Windmill in Sloten, Netherlands

De Kaai (The Key) is a smock mill in Sleat, Friesland, Netherlands which was built in 1755 and is in working order. The mill is listed as a Rijksmonument.

==History==
The mill stands on the Lemster Waterpoort. A post mill stood here in the sixteenth century. it was destroyed in 1593. Another post mill replaced it. It was shown on a map dated 1664 and in a drawing dated c. 1723.

De Kaai was built in 1755. For many years it was known as De Korenmolen (The Corn Mill). It was given its name in 2006, derived from its position by one of the two water gates in Sleat. An early photograph shows that the mill originally had a wooden windshaft and the smock tower had vertical boards. In 1829, the mill was owned by Gerhard Wenzel ten Brink, a merchant in Sleat. On 9 June 1870, it was sold to Daniël Ruurd Westra, passing to his son Fedde in 1890. On 7 October 1897. the mill was bought at auction by Thijs Bosma for ƒ925. He later sold the mill privately to Pieter Gerrits Bosma for ƒ900. By the 1920s, the mill was derelict.

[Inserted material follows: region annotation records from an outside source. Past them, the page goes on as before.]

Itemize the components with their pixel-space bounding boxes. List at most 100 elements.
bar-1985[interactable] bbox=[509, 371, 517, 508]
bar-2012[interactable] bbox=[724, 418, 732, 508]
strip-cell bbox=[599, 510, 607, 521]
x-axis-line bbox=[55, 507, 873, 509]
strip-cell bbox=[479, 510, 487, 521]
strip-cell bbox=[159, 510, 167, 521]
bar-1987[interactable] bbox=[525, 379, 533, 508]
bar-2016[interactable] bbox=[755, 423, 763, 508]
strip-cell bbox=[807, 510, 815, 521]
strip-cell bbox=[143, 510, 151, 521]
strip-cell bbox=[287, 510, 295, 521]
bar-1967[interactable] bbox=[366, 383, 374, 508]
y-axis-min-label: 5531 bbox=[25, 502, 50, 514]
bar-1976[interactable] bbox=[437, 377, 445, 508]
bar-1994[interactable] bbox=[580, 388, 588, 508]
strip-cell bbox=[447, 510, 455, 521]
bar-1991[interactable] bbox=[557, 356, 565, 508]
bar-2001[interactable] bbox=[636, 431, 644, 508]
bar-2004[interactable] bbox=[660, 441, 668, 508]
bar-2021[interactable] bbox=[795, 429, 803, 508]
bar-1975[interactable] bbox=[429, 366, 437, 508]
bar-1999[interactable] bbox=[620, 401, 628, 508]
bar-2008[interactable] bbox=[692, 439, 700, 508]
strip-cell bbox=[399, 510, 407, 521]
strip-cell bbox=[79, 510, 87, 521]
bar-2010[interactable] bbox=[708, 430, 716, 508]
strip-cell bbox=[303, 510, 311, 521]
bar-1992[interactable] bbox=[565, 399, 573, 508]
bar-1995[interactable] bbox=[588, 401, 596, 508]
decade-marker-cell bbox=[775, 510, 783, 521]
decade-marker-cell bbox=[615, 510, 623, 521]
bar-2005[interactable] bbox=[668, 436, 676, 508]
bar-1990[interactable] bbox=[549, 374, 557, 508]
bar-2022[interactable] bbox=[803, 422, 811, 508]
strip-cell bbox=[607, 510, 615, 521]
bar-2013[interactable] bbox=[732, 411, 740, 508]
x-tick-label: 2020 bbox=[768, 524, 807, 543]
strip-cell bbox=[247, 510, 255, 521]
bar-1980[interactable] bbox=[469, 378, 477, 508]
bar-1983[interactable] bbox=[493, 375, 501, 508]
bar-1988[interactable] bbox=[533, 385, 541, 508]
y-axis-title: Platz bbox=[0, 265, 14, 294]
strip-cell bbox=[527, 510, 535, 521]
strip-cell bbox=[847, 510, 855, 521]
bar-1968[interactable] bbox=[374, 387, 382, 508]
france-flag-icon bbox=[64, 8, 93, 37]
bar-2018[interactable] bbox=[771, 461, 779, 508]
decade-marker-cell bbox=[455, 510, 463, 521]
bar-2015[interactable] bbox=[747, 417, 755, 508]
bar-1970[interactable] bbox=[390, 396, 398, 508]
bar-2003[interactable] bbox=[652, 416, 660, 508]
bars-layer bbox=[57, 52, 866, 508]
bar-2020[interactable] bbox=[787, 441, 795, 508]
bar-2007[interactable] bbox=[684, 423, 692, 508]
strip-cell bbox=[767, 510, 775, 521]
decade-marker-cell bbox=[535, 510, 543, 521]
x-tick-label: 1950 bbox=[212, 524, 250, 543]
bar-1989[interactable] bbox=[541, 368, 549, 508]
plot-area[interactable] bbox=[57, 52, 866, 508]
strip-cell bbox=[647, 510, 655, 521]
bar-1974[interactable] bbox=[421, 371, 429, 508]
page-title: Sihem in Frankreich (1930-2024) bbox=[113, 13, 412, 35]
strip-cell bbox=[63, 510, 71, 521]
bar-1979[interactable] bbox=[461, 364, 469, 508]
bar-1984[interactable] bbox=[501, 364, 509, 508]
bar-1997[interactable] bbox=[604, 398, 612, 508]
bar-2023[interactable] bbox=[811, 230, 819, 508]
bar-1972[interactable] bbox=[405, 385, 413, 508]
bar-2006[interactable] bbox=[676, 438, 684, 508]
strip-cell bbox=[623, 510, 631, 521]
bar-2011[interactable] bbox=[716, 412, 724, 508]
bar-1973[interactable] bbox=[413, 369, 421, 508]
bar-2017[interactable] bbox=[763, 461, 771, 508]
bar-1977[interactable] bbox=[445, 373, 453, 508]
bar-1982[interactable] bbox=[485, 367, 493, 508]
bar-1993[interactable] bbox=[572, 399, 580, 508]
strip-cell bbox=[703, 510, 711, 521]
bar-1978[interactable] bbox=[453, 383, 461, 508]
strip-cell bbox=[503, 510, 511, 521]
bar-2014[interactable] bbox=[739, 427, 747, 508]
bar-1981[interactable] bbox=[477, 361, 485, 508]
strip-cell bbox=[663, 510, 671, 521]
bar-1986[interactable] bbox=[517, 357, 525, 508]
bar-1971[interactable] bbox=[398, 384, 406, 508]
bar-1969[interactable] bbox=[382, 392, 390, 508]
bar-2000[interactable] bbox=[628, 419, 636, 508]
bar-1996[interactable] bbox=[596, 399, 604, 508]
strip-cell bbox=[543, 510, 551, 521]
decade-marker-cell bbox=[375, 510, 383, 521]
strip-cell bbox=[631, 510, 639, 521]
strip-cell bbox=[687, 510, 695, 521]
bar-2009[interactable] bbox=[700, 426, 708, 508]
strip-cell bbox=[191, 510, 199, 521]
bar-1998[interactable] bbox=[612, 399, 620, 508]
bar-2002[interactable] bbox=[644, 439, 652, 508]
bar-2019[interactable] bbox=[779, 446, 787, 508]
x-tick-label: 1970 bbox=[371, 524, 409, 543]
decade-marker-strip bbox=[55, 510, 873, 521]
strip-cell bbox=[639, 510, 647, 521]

The mill was one of the earliest in the Netherlands to be preserved. It was sold by Pieter Gerrits Bosma on 14 January 1929 to the Vereniging De Korenmolen for ƒ250. Repairs costing ƒ1,495 were carried out by millwright Joustra of Tjerkgaast, Friesland. On 9 December 1930, the mill was struck by lightning, damaging the sails. Repairs by Joustra cost ƒ479. In 1949, the mill was restored by millwright Straatsma of Sleat at a cost of ƒ7,472.72. The mill was restored a number of times in the twentieth century; Apart from that carried out in 1929 and 1949, further restorations were carried out in 1963, 1975, 1985 and 1992–94. The latter was carried out by millwright B Dijkstra of Sleat. A further restoration in 2010 was carried out by millwright by the firm Bouw en Molenbouw Bertis Dijkstra, of Sleat. The mill is listed as a Rijksmonument, № 33840.

==Description==

De Kaai is what the Dutch describe as a "Stellingmolen". It is a smock mill on a brick base. The stage is 3.40 m above ground level. The smock and cap are thatched. The mill is winded by tailpole and winch. The sails are Common sails. They have a span of 18.10 m. The sails are carried on a cast-iron windshaft, which was cast by the IJzergieterij De Prins van Oranje, The Hague, South Holland in 1876. The windshaft also carries the brake wheel, which has 48 cogs. This drives the wallower (25 cogs) at the top of the upright shaft. At the bottom of the upright shaft is the great spur wheel, which has 70 cogs. The great spur wheel drives a pair of 1.40 m diameter Cullen millstones via a lantern pinion stone nut which has 25 staves and a pair of 1.30 m diameter Cullen millstones via a lantern pinion stone nut which has 24 staves.

==Millers==
- Gerhard Wenzel ten Brink (1829–1870)
- Daniël Ruurd Westra (1870–1890)
- Fedde Westra (1890–1897)

References for above:-

==Public access==
De Kaai is open to the public on Saturdays between 13:00 and 17:00 from May through September, and between 10:00 and 12:00 from October through April.